Ch. 8 - Social Security Flashcards
Quarter of Coverage
a basic unit for determining whether a worker is insured under the Social Security program
Social Security Act of 1935
was created to provide for the general welfare of he US citizens who are 65 years of age or older. The Act was enacted by the Senate and House of Representatives of the US to enable individual states to make more adequate provisions to furnish financial assistance to the aged, blind, dependent, and crippled children, maternal and child welfare, public health, and to establish more adequate provisions for the administration of their unemployment compensation laws; to establish a Social Security Board; to raise revenue; and to provide a basic floor of protection to all working Americans against the financial problems brought on by death, disability, and aging. In 1939 the law was changed to add survivors’ benefits and benefits for the retiree’s spouse and children. In 1956 disability benefits were added. Social security is an entitlement program, not a welfare program. It is based on a “pay no in exchange for benefits later” system.
FICA taxes (federal insurance contributions act)
used to fund the social security program if a person hasn’t contributed through their payroll program, they are not eligible for benefits.
Credits
are the determining factor between being classified as fully insured or currently insured. Once a person becomes fully insured, death benefits are extended to his (or her) family. In other words, the family becomes eligible for survivorship benefits. Four credits is the maximum any one person can earn in a given year; therefore, for the 40-quarter rule to apply, an individual must have been employed and have paid FICA taxes for 10 years at least.
Fully insured
a status of complete eligibility for the full range of social security benefits: death benefits, retirement benefits, disability benefits, and medicare benefits. A person must have contributed for 40 quarters of employment to be fully insured.
Currently insured
is under social security, a status of limited eligibility that provides only death benefits
OASDI
stands for old age, survivor, and disability insurance, which is more commonly referred to as social security. to pay for these programs, the federal government imposes a tax on earned income that must be withheld by your employer. The OASDI deduction on your paycheck shows how much was withheld.

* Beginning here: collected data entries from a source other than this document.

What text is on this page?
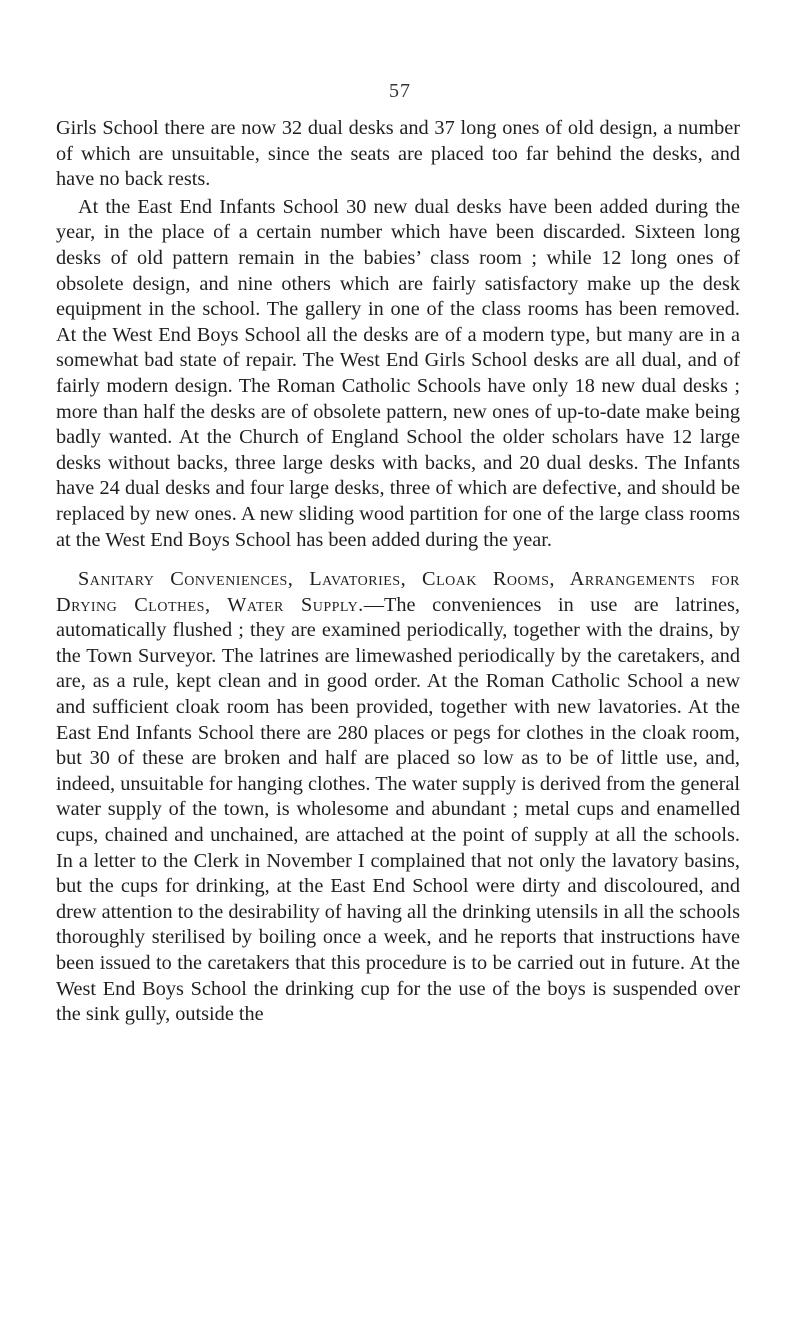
57

Girls School there are now 32 dual desks and 37 long ones of old design, a number of which are unsuitable, since the seats are placed too far behind the desks, and have no back rests.

At the East End Infants School 30 new dual desks have been added during the year, in the place of a certain number which have been discarded. Sixteen long desks of old pattern remain in the babies’ class room ; while 12 long ones of obsolete design, and nine others which are fairly satisfactory make up the desk equipment in the school. The gallery in one of the class rooms has been removed. At the West End Boys School all the desks are of a modern type, but many are in a somewhat bad state of repair. The West End Girls School desks are all dual, and of fairly modern design. The Roman Catholic Schools have only 18 new dual desks ; more than half the desks are of obsolete pattern, new ones of up-to-date make being badly wanted. At the Church of England School the older scholars have 12 large desks without backs, three large desks with backs, and 20 dual desks. The Infants have 24 dual desks and four large desks, three of which are defective, and should be replaced by new ones. A new sliding wood partition for one of the large class rooms at the West End Boys School has been added during the year.

Sanitary Conveniences, Lavatories, Cloak Rooms, Arrangements for Drying Clothes, Water Supply.—The conveniences in use are latrines, automatically flushed ; they are examined periodically, together with the drains, by the Town Surveyor. The latrines are limewashed periodically by the caretakers, and are, as a rule, kept clean and in good order. At the Roman Catholic School a new and sufficient cloak room has been provided, together with new lavatories. At the East End Infants School there are 280 places or pegs for clothes in the cloak room, but 30 of these are broken and half are placed so low as to be of little use, and, indeed, unsuitable for hanging clothes. The water supply is derived from the general water supply of the town, is wholesome and abundant ; metal cups and enamelled cups, chained and unchained, are attached at the point of supply at all the schools. In a letter to the Clerk in November I complained that not only the lavatory basins, but the cups for drinking, at the East End School were dirty and discoloured, and drew attention to the desirability of having all the drinking utensils in all the schools thoroughly sterilised by boiling once a week, and he reports that instructions have been issued to the caretakers that this procedure is to be carried out in future. At the West End Boys School the drinking cup for the use of the boys is suspended over the sink gully, outside the
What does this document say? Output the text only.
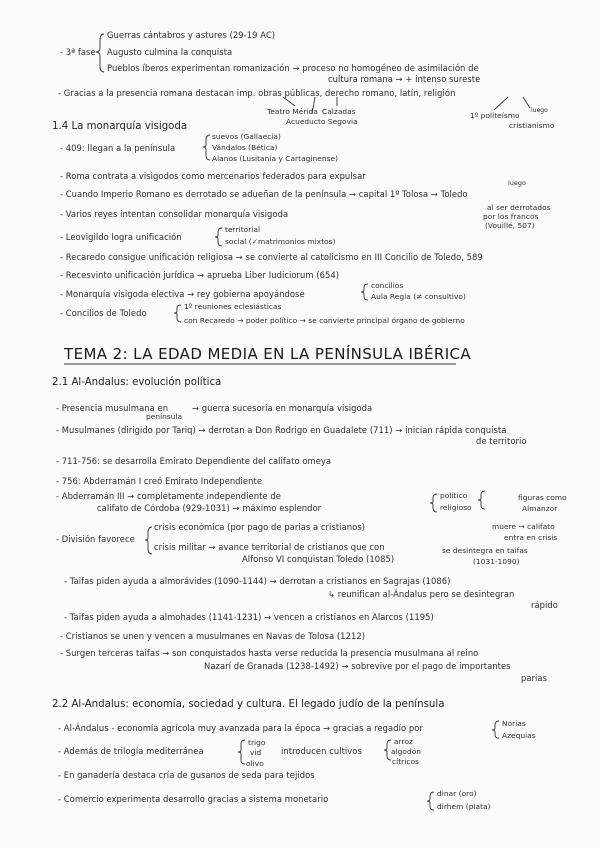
- 3ª fase
Guerras cántabros y astures (29-19 AC)
Augusto culmina la conquista
Pueblos íberos experimentan romanización → proceso no homogéneo de asimilación de
cultura romana → + intenso sureste
- Gracias a la presencia romana destacan imp. obras públicas, derecho romano, latín, religión
Teatro Mérida Calzadas
Acueducto Segovia
1º politeísmo
luego
cristianismo
1.4 La monarquía visigoda
- 409: llegan a la península
suevos (Gallaecia)
Vándalos (Bética)
Alanos (Lusitania y Cartaginense)
- Roma contrata a visigodos como mercenarios federados para expulsar
- Cuando Imperio Romano es derrotado se adueñan de la península → capital 1º Tolosa → Toledo
luego
al ser derrotados
por los francos
(Vouillé, 507)
- Varios reyes intentan consolidar monarquía visigoda
- Leovigildo logra unificación
territorial
social (✓matrimonios mixtos)
- Recaredo consigue unificación religiosa → se convierte al catolicismo en III Concilio de Toledo, 589
- Recesvinto unificación jurídica → aprueba Liber Iudiciorum (654)
- Monarquía visigoda electiva → rey gobierna apoyándose
concilios
Aula Regia (≠ consultivo)
- Concilios de Toledo
1º reuniones eclesiásticas
con Recaredo → poder político → se convierte principal órgano de gobierno
TEMA 2: LA EDAD MEDIA EN LA PENÍNSULA IBÉRICA
2.1 Al-Andalus: evolución política
- Presencia musulmana en
península
→ guerra sucesoria en monarquía visigoda
- Musulmanes (dirigido por Tariq) → derrotan a Don Rodrigo en Guadalete (711) → inician rápida conquista
de territorio
- 711-756: se desarrolla Emirato Dependiente del califato omeya
- 756: Abderramán I creó Emirato Independiente
- Abderramán III → completamente independiente de
califato de Córdoba (929-1031) → máximo esplendor
político
religioso
figuras como
Almanzor
muere → califato
entra en crisis
se desintegra en taifas
(1031-1090)
- División favorece
crisis económica (por pago de parias a cristianos)
crisis militar → avance territorial de cristianos que con
Alfonso VI conquistan Toledo (1085)
- Taifas piden ayuda a almorávides (1090-1144) → derrotan a cristianos en Sagrajas (1086)
↳ reunifican al-Ándalus pero se desintegran
rápido
- Taifas piden ayuda a almohades (1141-1231) → vencen a cristianos en Alarcos (1195)
- Cristianos se unen y vencen a musulmanes en Navas de Tolosa (1212)
- Surgen terceras taifas → son conquistados hasta verse reducida la presencia musulmana al reino
Nazarí de Granada (1238-1492) → sobrevive por el pago de importantes
parias
2.2 Al-Andalus: economía, sociedad y cultura. El legado judío de la península
- Al-Ándalus - economía agrícola muy avanzada para la época → gracias a regadío por	Norias
Azequias
- Además de trilogía mediterránea
trigo
vid
olivo
introducen cultivos
arroz
algodón
cítricos
- En ganadería destaca cría de gusanos de seda para tejidos
- Comercio experimenta desarrollo gracias a sistema monetario
dinar (oro)
dirhem (plata)
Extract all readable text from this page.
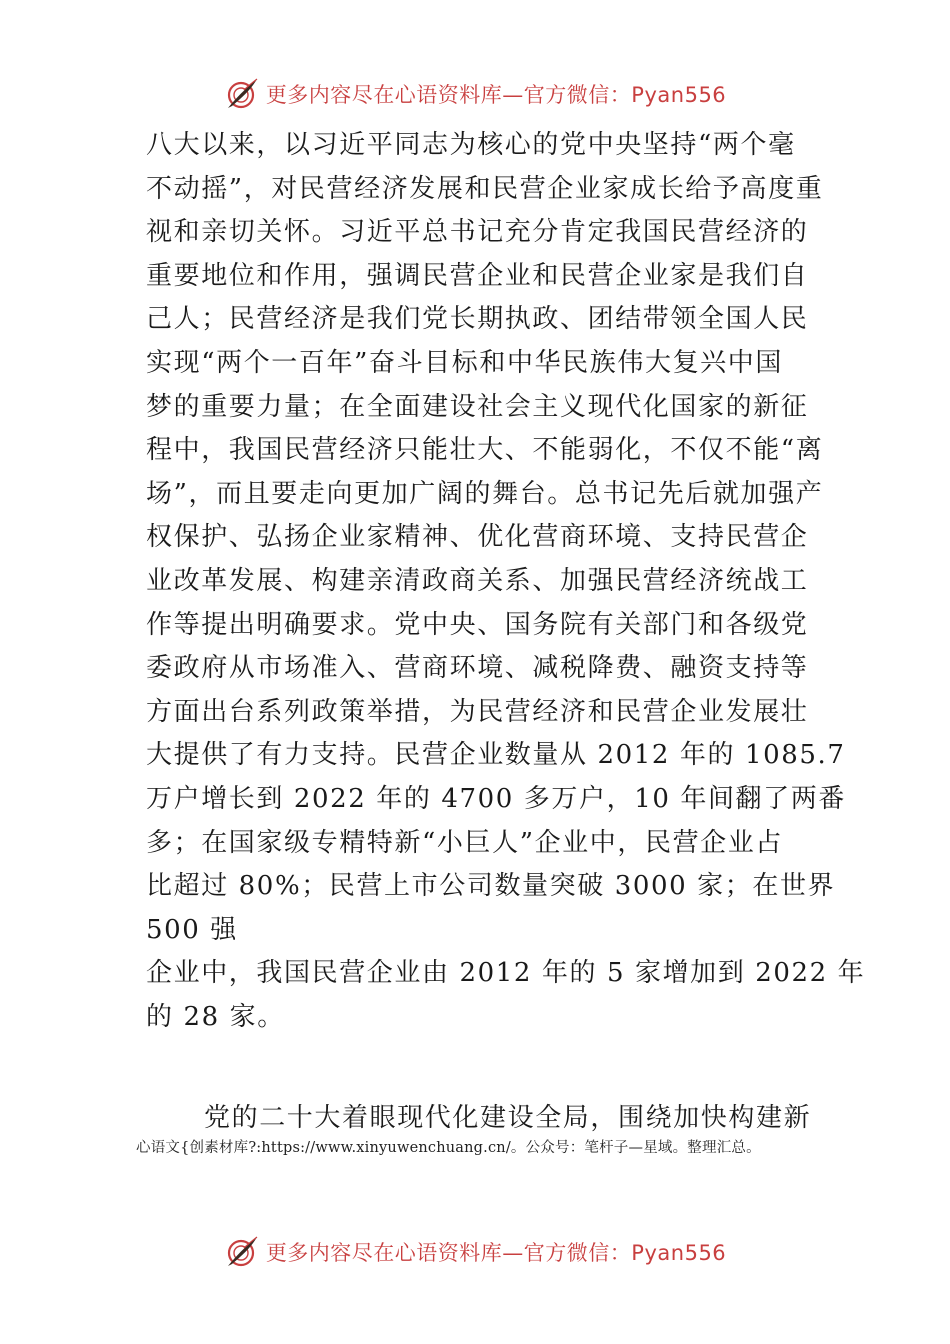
更多内容尽在心语资料库—官方微信：Pyan556
八大以来，以习近平同志为核心的党中央坚持“两个毫
不动摇”，对民营经济发展和民营企业家成长给予高度重
视和亲切关怀。习近平总书记充分肯定我国民营经济的
重要地位和作用，强调民营企业和民营企业家是我们自
己人；民营经济是我们党长期执政、团结带领全国人民
实现“两个一百年”奋斗目标和中华民族伟大复兴中国
梦的重要力量；在全面建设社会主义现代化国家的新征
程中，我国民营经济只能壮大、不能弱化，不仅不能“离
场”，而且要走向更加广阔的舞台。总书记先后就加强产
权保护、弘扬企业家精神、优化营商环境、支持民营企
业改革发展、构建亲清政商关系、加强民营经济统战工
作等提出明确要求。党中央、国务院有关部门和各级党
委政府从市场准入、营商环境、减税降费、融资支持等
方面出台系列政策举措，为民营经济和民营企业发展壮
大提供了有力支持。民营企业数量从 2012 年的 1085.7
万户增长到 2022 年的 4700 多万户，10 年间翻了两番
多；在国家级专精特新“小巨人”企业中，民营企业占
比超过 80%；民营上市公司数量突破 3000 家；在世界
500 强
企业中，我国民营企业由 2012 年的 5 家增加到 2022 年
的 28 家。
党的二十大着眼现代化建设全局，围绕加快构建新
心语文{创素材库?:https://www.xinyuwenchuang.cn/。公众号：笔杆子—星域。整理汇总。
更多内容尽在心语资料库—官方微信：Pyan556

Primary Insurance Amount (PIA)
is the benefit (before rounding down to the next lower whole dollar) a person would receive if he/she elects to begin receiving retirement benefits at his/her normal retirement age. At this age, the benefit is neither reduced for early retirement nor increased for delayed retirement.
Blackout period
a period following the death of a family breadwinner during which no social security benefits are available to the surviving spouse
Disability benefit qualificatons
when social security uses both medical disability criteria and non-medical criteria to determine whether you qualify for social security disability (SSDI, the program based on work credits) or supplemental security income (SSI, the low-income program). First, you must be able to prove that you are medically disabled.
retirement benefits
when social security retirement benefits are only available to covered workers who are fully insured upon retirement. Benefits are paid monthly. If a covered worker retires at the normal retirement age, he or she will receive 100% of the PIA. However, if a covered worker retires early at the age of 62, the maximum social security benefits is 80% of the PIA. This reduction remains all throughout retirement. Retirement benefits pay covered retired workers, their spouses, and other eligible dependents a monthly retirement income.
Taxation of social security benefits
states that social security benefits are subject to federal income tax if the beneficiary files an individual tax return and his or her annual income is greater than $25,000. Joint filers will pay federal income tax on their social security benefits if their income is greater than $32,000.